By: Attorneys Robert L. Reeves and Cynthia J. Scribe
On March 9, 2005, the U.S. Citizenship & Immigration Services issued an Interoffice Memorandum providing clarification regarding the eligibility requirements for applications to adjust status under section 245(i) of the Immigration and Nationality Act.
Section 245(i) of the Immigration and Nationality Act (INA) allows an otherwise inadmissible alien with an immediately available immigrant visa petition to apply for adjustment of status upon payment of a $1,000 penalty fee. To be grandfathered under section 245(i), the alien must be the beneficiary of a properly filed immigrant visa petition or labor certification application filed on or before April 30, 2001. If the qualifying petition or labor certification was filed between January 15 1998 and April 30, 2001, the alien must show that he or she was physically present in the United States on December 21, 2000. A grandfathered alien is not limited to adjust status on the basis of the petition or labor certification that initially qualified the alien, but rather through any approvable petition. The memorandum also clarifies the policy that there is no limit to the number of applications the grandfathered alien may file for adjustment of status provided that all requirements are met and the $1,000 fee is paid for every application filed.

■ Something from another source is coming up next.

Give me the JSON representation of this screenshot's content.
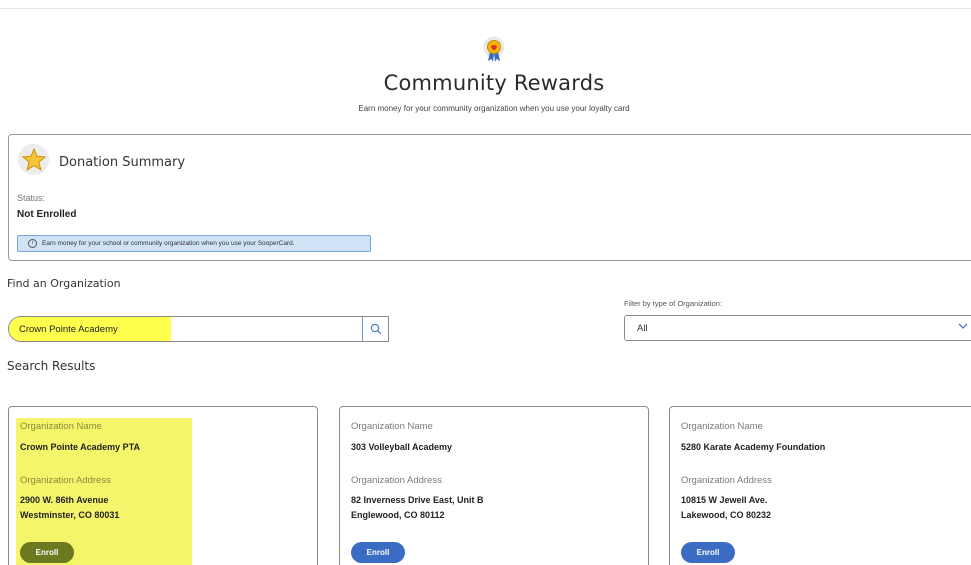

The memorandum provides specific clarification with regard to the requirements for the derivative spouse or child of a grandfathered alien. For example, if an alien can demonstrate that a spouse or child relationship existed at the time a qualifying petition or application was properly filed on or before April 30, 2001, a principal alien’s spouse or child is a grandfathered alien regardless of any subsequent changes in the relationship with the principal alien. This means that the spouse or child in this case would remain grandfathered even in the case of divorce or the child attaining over 21 years of age.

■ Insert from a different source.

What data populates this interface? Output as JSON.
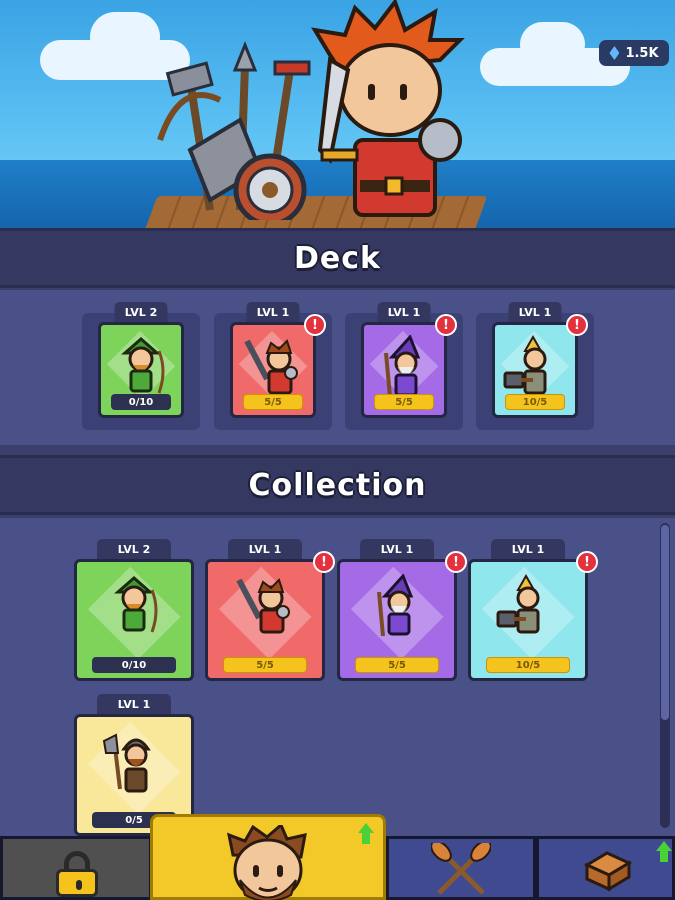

Another derivative scenario addressed in the memorandum regards spouse or child relationships established after April 30, 2001 and in existence on the date the principal alien adjusts status. In this case, the spouse or child may only benefit as a dependent of the principal alien. Thus, the qualifying relationship must continue to exist at the time the principal alien adjusts status in order to obtain the derivative benefit
A further derivative scenario addressed is the case where a spouse or child relationship is established after April 30, 2001 but not in existence on the date the principal alien adjusts status. In this case the spouse or child is not grandfathered and may not file for adjustment of status under section 245(i) as a dependent. Following this logic, spouse or child relationships established after the principal alien adjusts status are also not eligible for derivative status under 245(i).
This memorandum is intended to provide clarification for training and guidance of USCIS personnel in performing adjudications. If you have questions with regard to eligibility for adjusting status under section 245(i) of the INA, it is advisable to consult a reputable immigration attorney who specializes in immigration and nationality law.